Cohere Embed v3 Image
I conducted some preliminary (and rushed) tests using the recently announced cohere embed-multilingual-v3.0 multimodal embeddings on a smaller version of the English dataset. The model achieved an NDCG@5 score of 71, while mcdse-2b-v1 scored around 84. I'm working on more comprehensive evaluations for this model.
Deployment
On HuggingFace Transformers, you can expect to encode ~3 images/s using an RTX3090 with a batch size of 32 (35TFLOPS). A more common inference side GPU like RTX 4000 Ada will roughly deliver the same troughput.
vLLM
vLLM officially supports Qwen2VL for generation only, I have added a new model class Qwen2VLForEmbeddingGeneration
to support embedding tasks. Running inference on vLLM should be ~5x faster than HuggingFace Transformers.
Download the new model class
git clone https://github.com/marplex/mcdse && cd mcdse
Download mcdse-2b-v1 for local inference
from huggingface_hub import snapshot_download
snapshot_download(repo_id="marco/mcdse-2b-v1", local_dir="/path/to/model/mcdse-2b-v1")
Edit config.json
Replace Qwen2VLForConditionalGeneration
with Qwen2VLForEmbeddingGeneration
sed -i -e 's/Qwen2VLForConditionalGeneration/Qwen2VLForEmbeddingGeneration/g' /path/to/model/mcdse-2b-v1/config.json
Check vllm/main.py
for local inference
#vllm/main.py
from qwen2_vl_dse import Qwen2VLForEmbeddingGeneration, get_query_prompt, get_document_prompt
from vllm import ModelRegistry, LLM
from PIL import Image
ModelRegistry.register_model("Qwen2VLForEmbeddingGeneration", Qwen2VLForEmbeddingGeneration)
llm = LLM(
model="/path/to/model/mcdse-2b-v1",
limit_mm_per_prompt={
"image": 1
}
)
# Encode queries
query_prompt, image = get_query_prompt("Quali erano le passività totali al 31 dicembre 2017?")

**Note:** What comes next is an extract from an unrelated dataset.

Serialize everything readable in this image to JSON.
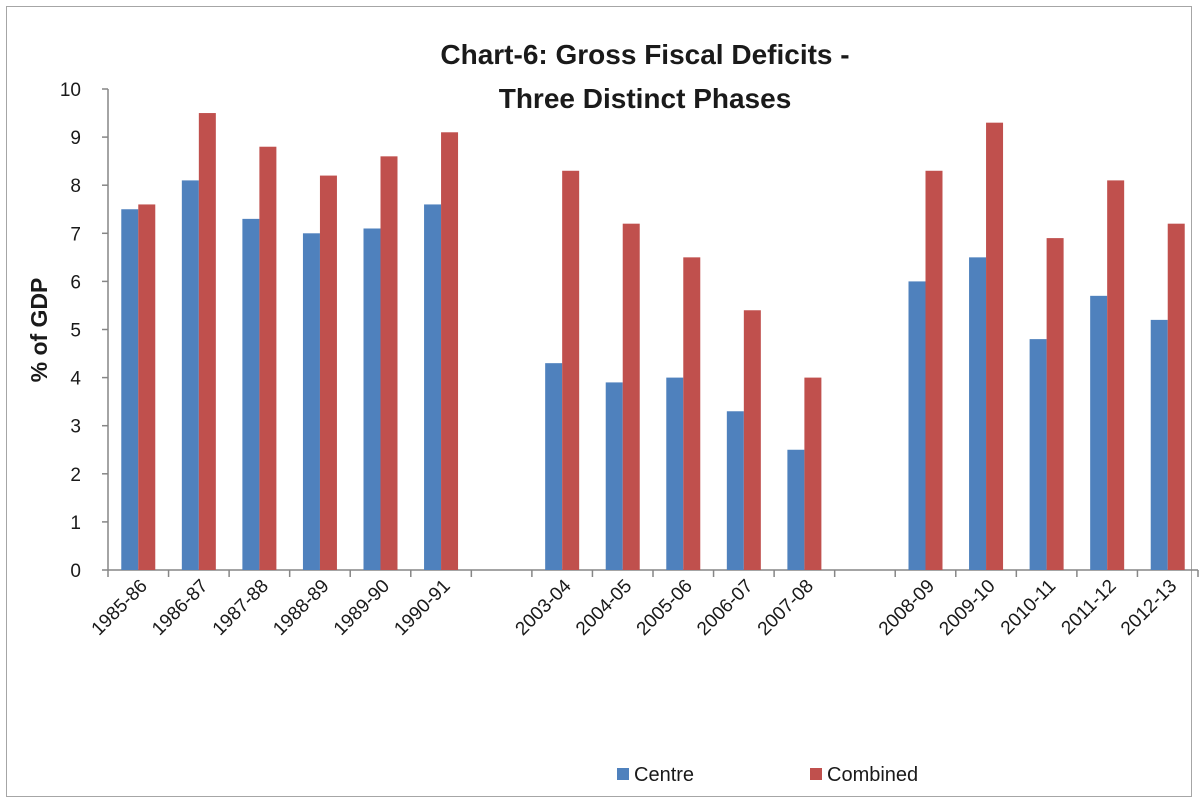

outputs = llm.encode({"prompt": query_prompt, "multi_modal_data": {"image": [image]}})
outputs[0].outputs.embedding #1536 dimensional embedding
# Encode documents
dummy_document_image = Image.new('RGB', (256, 256))

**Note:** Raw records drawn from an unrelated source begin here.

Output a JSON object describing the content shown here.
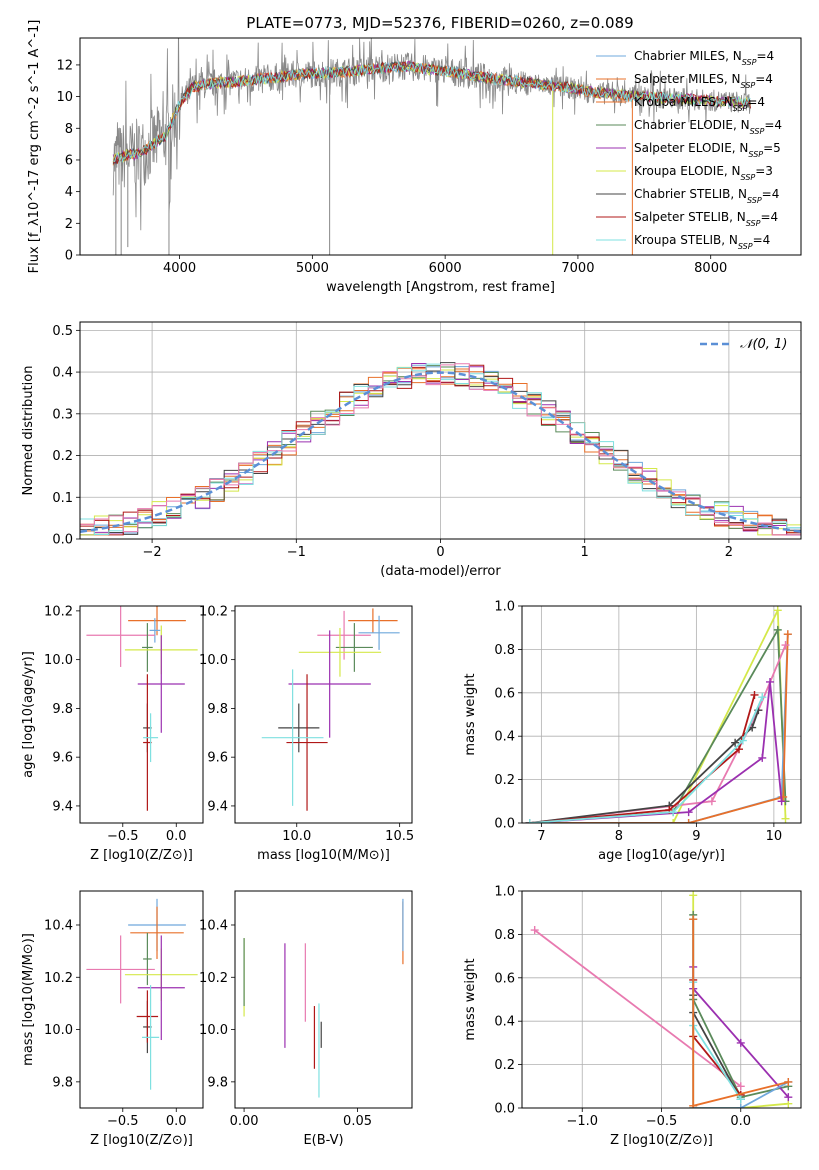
{
  "figure_title": "PLATE=0773, MJD=52376, FIBERID=0260, z=0.089",
  "colors": {
    "chabrier_miles": "#6fa8dc",
    "salpeter_miles": "#e8702a",
    "kroupa_miles": "#e8702a",
    "chabrier_elodie": "#5a8a5a",
    "salpeter_elodie": "#9b30b0",
    "kroupa_elodie": "#d4e84a",
    "chabrier_stelib": "#444444",
    "salpeter_stelib": "#b01818",
    "kroupa_stelib": "#7fe0e0",
    "extra_pink": "#e87ab0",
    "data_gray": "#888888",
    "normal_curve": "#5b8fd6",
    "grid": "#b0b0b0"
  },
  "chart_data": [
    {
      "id": "spectrum",
      "type": "line",
      "title": "PLATE=0773, MJD=52376, FIBERID=0260, z=0.089",
      "xlabel": "wavelength [Angstrom, rest frame]",
      "ylabel": "Flux [f_λ10^-17 erg cm^-2 s^-1 A^-1]",
      "xlim": [
        3250,
        8680
      ],
      "ylim": [
        0,
        13.7
      ],
      "xticks": [
        4000,
        5000,
        6000,
        7000,
        8000
      ],
      "yticks": [
        0,
        2,
        4,
        6,
        8,
        10,
        12
      ],
      "grid": false,
      "legend_position": "right",
      "series": [
        {
          "name": "Chabrier MILES, N_SSP=4",
          "color_key": "chabrier_miles"
        },
        {
          "name": "Salpeter MILES, N_SSP=4",
          "color_key": "salpeter_miles"
        },
        {
          "name": "Kroupa MILES, N_SSP=4",
          "color_key": "kroupa_miles"
        },
        {
          "name": "Chabrier ELODIE, N_SSP=4",
          "color_key": "chabrier_elodie"
        },
        {
          "name": "Salpeter ELODIE, N_SSP=5",
          "color_key": "salpeter_elodie"
        },
        {
          "name": "Kroupa ELODIE, N_SSP=3",
          "color_key": "kroupa_elodie"
        },
        {
          "name": "Chabrier STELIB, N_SSP=4",
          "color_key": "chabrier_stelib"
        },
        {
          "name": "Salpeter STELIB, N_SSP=4",
          "color_key": "salpeter_stelib"
        },
        {
          "name": "Kroupa STELIB, N_SSP=4",
          "color_key": "kroupa_stelib"
        }
      ],
      "continuum": {
        "x": [
          3500,
          3600,
          3700,
          3800,
          3900,
          4000,
          4100,
          4300,
          4500,
          4700,
          4900,
          5100,
          5300,
          5500,
          5700,
          5900,
          6100,
          6300,
          6500,
          6700,
          6900,
          7100,
          7300,
          7500,
          7700,
          7900,
          8100,
          8300
        ],
        "y": [
          6.0,
          6.3,
          6.4,
          7.0,
          7.6,
          9.6,
          10.6,
          10.9,
          11.0,
          11.2,
          11.4,
          11.5,
          11.6,
          11.8,
          11.9,
          11.7,
          11.5,
          11.2,
          11.0,
          10.8,
          10.6,
          10.3,
          10.1,
          10.0,
          9.9,
          9.8,
          9.7,
          9.6
        ]
      }
    },
    {
      "id": "residuals",
      "type": "histogram",
      "xlabel": "(data-model)/error",
      "ylabel": "Normed distribution",
      "xlim": [
        -2.5,
        2.5
      ],
      "ylim": [
        0,
        0.52
      ],
      "xticks": [
        -2,
        -1,
        0,
        1,
        2
      ],
      "yticks": [
        0.0,
        0.1,
        0.2,
        0.3,
        0.4,
        0.5
      ],
      "grid": true,
      "legend": [
        "𝒩(0, 1)"
      ],
      "legend_position": "top-right",
      "normal_mean": 0,
      "normal_sd": 1
    },
    {
      "id": "age_vs_Z",
      "type": "scatter",
      "xlabel": "Z [log10(Z/Z⊙)]",
      "ylabel": "age [log10(age/yr)]",
      "xlim": [
        -0.9,
        0.25
      ],
      "ylim": [
        9.33,
        10.22
      ],
      "xticks": [
        -0.5,
        0.0
      ],
      "yticks": [
        9.4,
        9.6,
        9.8,
        10.0,
        10.2
      ],
      "points": [
        {
          "x": -0.18,
          "xerr": 0.27,
          "y": 10.16,
          "yerr": 0.06,
          "color_key": "salpeter_miles"
        },
        {
          "x": -0.2,
          "xerr": 0.05,
          "y": 10.12,
          "yerr": 0.05,
          "color_key": "chabrier_miles"
        },
        {
          "x": -0.52,
          "xerr": 0.32,
          "y": 10.1,
          "yerr": 0.13,
          "color_key": "extra_pink"
        },
        {
          "x": -0.27,
          "xerr": 0.05,
          "y": 10.05,
          "yerr": 0.1,
          "color_key": "chabrier_elodie"
        },
        {
          "x": -0.14,
          "xerr": 0.34,
          "y": 10.04,
          "yerr": 0.1,
          "color_key": "kroupa_elodie"
        },
        {
          "x": -0.14,
          "xerr": 0.22,
          "y": 9.9,
          "yerr": 0.2,
          "color_key": "salpeter_elodie"
        },
        {
          "x": -0.27,
          "xerr": 0.04,
          "y": 9.72,
          "yerr": 0.1,
          "color_key": "chabrier_stelib"
        },
        {
          "x": -0.27,
          "xerr": 0.04,
          "y": 9.66,
          "yerr": 0.28,
          "color_key": "salpeter_stelib"
        },
        {
          "x": -0.24,
          "xerr": 0.07,
          "y": 9.68,
          "yerr": 0.1,
          "color_key": "kroupa_stelib"
        }
      ]
    },
    {
      "id": "age_vs_mass",
      "type": "scatter",
      "xlabel": "mass [log10(M/M⊙)]",
      "ylabel": "",
      "xlim": [
        9.7,
        10.56
      ],
      "ylim": [
        9.33,
        10.22
      ],
      "xticks": [
        10.0,
        10.5
      ],
      "yticks": [
        9.4,
        9.6,
        9.8,
        10.0,
        10.2
      ],
      "points": [
        {
          "x": 10.37,
          "xerr": 0.12,
          "y": 10.16,
          "yerr": 0.05,
          "color_key": "salpeter_miles"
        },
        {
          "x": 10.4,
          "xerr": 0.1,
          "y": 10.11,
          "yerr": 0.07,
          "color_key": "chabrier_miles"
        },
        {
          "x": 10.23,
          "xerr": 0.13,
          "y": 10.1,
          "yerr": 0.1,
          "color_key": "extra_pink"
        },
        {
          "x": 10.28,
          "xerr": 0.09,
          "y": 10.05,
          "yerr": 0.1,
          "color_key": "chabrier_elodie"
        },
        {
          "x": 10.21,
          "xerr": 0.2,
          "y": 10.03,
          "yerr": 0.1,
          "color_key": "kroupa_elodie"
        },
        {
          "x": 10.16,
          "xerr": 0.2,
          "y": 9.9,
          "yerr": 0.22,
          "color_key": "salpeter_elodie"
        },
        {
          "x": 10.01,
          "xerr": 0.1,
          "y": 9.72,
          "yerr": 0.1,
          "color_key": "chabrier_stelib"
        },
        {
          "x": 10.05,
          "xerr": 0.1,
          "y": 9.66,
          "yerr": 0.28,
          "color_key": "salpeter_stelib"
        },
        {
          "x": 9.98,
          "xerr": 0.15,
          "y": 9.68,
          "yerr": 0.28,
          "color_key": "kroupa_stelib"
        }
      ]
    },
    {
      "id": "weight_vs_age",
      "type": "line",
      "xlabel": "age [log10(age/yr)]",
      "ylabel": "mass weight",
      "xlim": [
        6.75,
        10.35
      ],
      "ylim": [
        0,
        1.0
      ],
      "xticks": [
        7,
        8,
        9,
        10
      ],
      "yticks": [
        0.0,
        0.2,
        0.4,
        0.6,
        0.8,
        1.0
      ],
      "grid": true,
      "series": [
        {
          "color_key": "kroupa_elodie",
          "x": [
            6.85,
            8.7,
            10.05,
            10.15
          ],
          "y": [
            0.0,
            0.0,
            0.98,
            0.02
          ]
        },
        {
          "color_key": "chabrier_elodie",
          "x": [
            6.85,
            8.7,
            10.05,
            10.15
          ],
          "y": [
            0.0,
            0.05,
            0.89,
            0.1
          ]
        },
        {
          "color_key": "chabrier_miles",
          "x": [
            6.85,
            8.9,
            10.1,
            10.18
          ],
          "y": [
            0.0,
            0.0,
            0.12,
            0.87
          ]
        },
        {
          "color_key": "salpeter_miles",
          "x": [
            6.85,
            8.9,
            10.12,
            10.18
          ],
          "y": [
            0.0,
            0.0,
            0.12,
            0.87
          ]
        },
        {
          "color_key": "extra_pink",
          "x": [
            6.85,
            9.2,
            9.8,
            10.15
          ],
          "y": [
            0.0,
            0.1,
            0.52,
            0.82
          ]
        },
        {
          "color_key": "salpeter_elodie",
          "x": [
            6.85,
            8.9,
            9.85,
            9.95,
            10.1
          ],
          "y": [
            0.0,
            0.05,
            0.3,
            0.65,
            0.1
          ]
        },
        {
          "color_key": "chabrier_stelib",
          "x": [
            6.85,
            8.65,
            9.5,
            9.72,
            9.8
          ],
          "y": [
            0.0,
            0.08,
            0.37,
            0.44,
            0.52
          ]
        },
        {
          "color_key": "salpeter_stelib",
          "x": [
            6.85,
            8.65,
            9.55,
            9.75
          ],
          "y": [
            0.0,
            0.06,
            0.34,
            0.59
          ]
        },
        {
          "color_key": "kroupa_stelib",
          "x": [
            6.85,
            8.7,
            9.6,
            9.85
          ],
          "y": [
            0.0,
            0.05,
            0.38,
            0.58
          ]
        }
      ]
    },
    {
      "id": "mass_vs_Z",
      "type": "scatter",
      "xlabel": "Z [log10(Z/Z⊙)]",
      "ylabel": "mass [log10(M/M⊙)]",
      "xlim": [
        -0.9,
        0.25
      ],
      "ylim": [
        9.7,
        10.53
      ],
      "xticks": [
        -0.5,
        0.0
      ],
      "yticks": [
        9.8,
        10.0,
        10.2,
        10.4
      ],
      "points": [
        {
          "x": -0.18,
          "xerr": 0.27,
          "y": 10.4,
          "yerr": 0.1,
          "color_key": "chabrier_miles"
        },
        {
          "x": -0.18,
          "xerr": 0.25,
          "y": 10.37,
          "yerr": 0.1,
          "color_key": "salpeter_miles"
        },
        {
          "x": -0.52,
          "xerr": 0.32,
          "y": 10.23,
          "yerr": 0.13,
          "color_key": "extra_pink"
        },
        {
          "x": -0.27,
          "xerr": 0.04,
          "y": 10.27,
          "yerr": 0.1,
          "color_key": "chabrier_elodie"
        },
        {
          "x": -0.14,
          "xerr": 0.34,
          "y": 10.21,
          "yerr": 0.1,
          "color_key": "kroupa_elodie"
        },
        {
          "x": -0.14,
          "xerr": 0.22,
          "y": 10.16,
          "yerr": 0.2,
          "color_key": "salpeter_elodie"
        },
        {
          "x": -0.27,
          "xerr": 0.04,
          "y": 10.01,
          "yerr": 0.1,
          "color_key": "chabrier_stelib"
        },
        {
          "x": -0.27,
          "xerr": 0.1,
          "y": 10.05,
          "yerr": 0.1,
          "color_key": "salpeter_stelib"
        },
        {
          "x": -0.24,
          "xerr": 0.08,
          "y": 9.97,
          "yerr": 0.2,
          "color_key": "kroupa_stelib"
        }
      ]
    },
    {
      "id": "mass_vs_EBV",
      "type": "scatter",
      "xlabel": "E(B-V)",
      "ylabel": "",
      "xlim": [
        -0.004,
        0.074
      ],
      "ylim": [
        9.7,
        10.53
      ],
      "xticks": [
        0.0,
        0.05
      ],
      "yticks": [
        9.8,
        10.0,
        10.2,
        10.4
      ],
      "points": [
        {
          "x": 0.0,
          "xerr": 0,
          "y": 10.2,
          "yerr": 0.15,
          "color_key": "kroupa_elodie"
        },
        {
          "x": 0.0,
          "xerr": 0,
          "y": 10.22,
          "yerr": 0.13,
          "color_key": "chabrier_elodie"
        },
        {
          "x": 0.018,
          "xerr": 0,
          "y": 10.13,
          "yerr": 0.2,
          "color_key": "salpeter_elodie"
        },
        {
          "x": 0.027,
          "xerr": 0,
          "y": 10.18,
          "yerr": 0.15,
          "color_key": "extra_pink"
        },
        {
          "x": 0.031,
          "xerr": 0,
          "y": 9.97,
          "yerr": 0.12,
          "color_key": "salpeter_stelib"
        },
        {
          "x": 0.034,
          "xerr": 0,
          "y": 9.98,
          "yerr": 0.05,
          "color_key": "chabrier_stelib"
        },
        {
          "x": 0.033,
          "xerr": 0,
          "y": 9.92,
          "yerr": 0.18,
          "color_key": "kroupa_stelib"
        },
        {
          "x": 0.07,
          "xerr": 0,
          "y": 10.37,
          "yerr": 0.12,
          "color_key": "salpeter_miles"
        },
        {
          "x": 0.07,
          "xerr": 0,
          "y": 10.4,
          "yerr": 0.1,
          "color_key": "chabrier_miles"
        }
      ]
    },
    {
      "id": "weight_vs_Z",
      "type": "line",
      "xlabel": "Z [log10(Z/Z⊙)]",
      "ylabel": "mass weight",
      "xlim": [
        -1.38,
        0.38
      ],
      "ylim": [
        0,
        1.0
      ],
      "xticks": [
        -1.0,
        -0.5,
        0.0
      ],
      "yticks": [
        0.0,
        0.2,
        0.4,
        0.6,
        0.8,
        1.0
      ],
      "grid": true,
      "series": [
        {
          "color_key": "extra_pink",
          "x": [
            -1.3,
            0.0
          ],
          "y": [
            0.82,
            0.1
          ]
        },
        {
          "color_key": "kroupa_elodie",
          "x": [
            -0.3,
            -0.3,
            0.0,
            0.3
          ],
          "y": [
            0.98,
            0.0,
            0.0,
            0.02
          ]
        },
        {
          "color_key": "chabrier_elodie",
          "x": [
            -0.3,
            -0.3,
            0.0,
            0.3
          ],
          "y": [
            0.89,
            0.5,
            0.05,
            0.1
          ]
        },
        {
          "color_key": "salpeter_elodie",
          "x": [
            -0.3,
            -0.3,
            0.0,
            0.3
          ],
          "y": [
            0.65,
            0.55,
            0.3,
            0.05
          ]
        },
        {
          "color_key": "salpeter_stelib",
          "x": [
            -0.3,
            -0.3,
            0.0
          ],
          "y": [
            0.59,
            0.33,
            0.06
          ]
        },
        {
          "color_key": "chabrier_stelib",
          "x": [
            -0.3,
            -0.3,
            0.0
          ],
          "y": [
            0.52,
            0.44,
            0.04
          ]
        },
        {
          "color_key": "kroupa_stelib",
          "x": [
            -0.3,
            -0.3,
            0.0
          ],
          "y": [
            0.58,
            0.38,
            0.04
          ]
        },
        {
          "color_key": "chabrier_miles",
          "x": [
            -0.3,
            -0.3,
            0.0,
            0.3
          ],
          "y": [
            0.87,
            0.0,
            0.0,
            0.12
          ]
        },
        {
          "color_key": "salpeter_miles",
          "x": [
            -0.3,
            -0.3,
            0.3
          ],
          "y": [
            0.87,
            0.01,
            0.12
          ]
        }
      ]
    }
  ]
}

document_prompt, image = get_document_prompt(dummy_document_image)
outputs = llm.encode({"prompt": document_prompt, "multi_modal_data": {"image": [image]}})
outputs[0].outputs.embedding #1536 dimensional embedding
Conclusion
This is my first time training a model, it was challenging but incredibly fun. I don't think I could have ever done this without the amazing work of the HuggingFace team and contributors. I also want to thank Manuel Faysse, Tony Wu, and the entire Vidore team for their work on ColPali, Xueguang Ma for all its work on the Tevatron codebase and for training a very strong base model. I was also inspired by Benjamin Clavié and his impressive model announcements.
I hope this model proves useful for your retrieval and RAG pipelines. As mentioned in the beginning, my benchmarks are far from perfect, and results in real-world scenarios may vary. I encourage you to test it on your own use cases. Overall, a significant advantage of visual retrieval is that you can scrap your complex indexing pipeline by simply embedding the page. This is the future!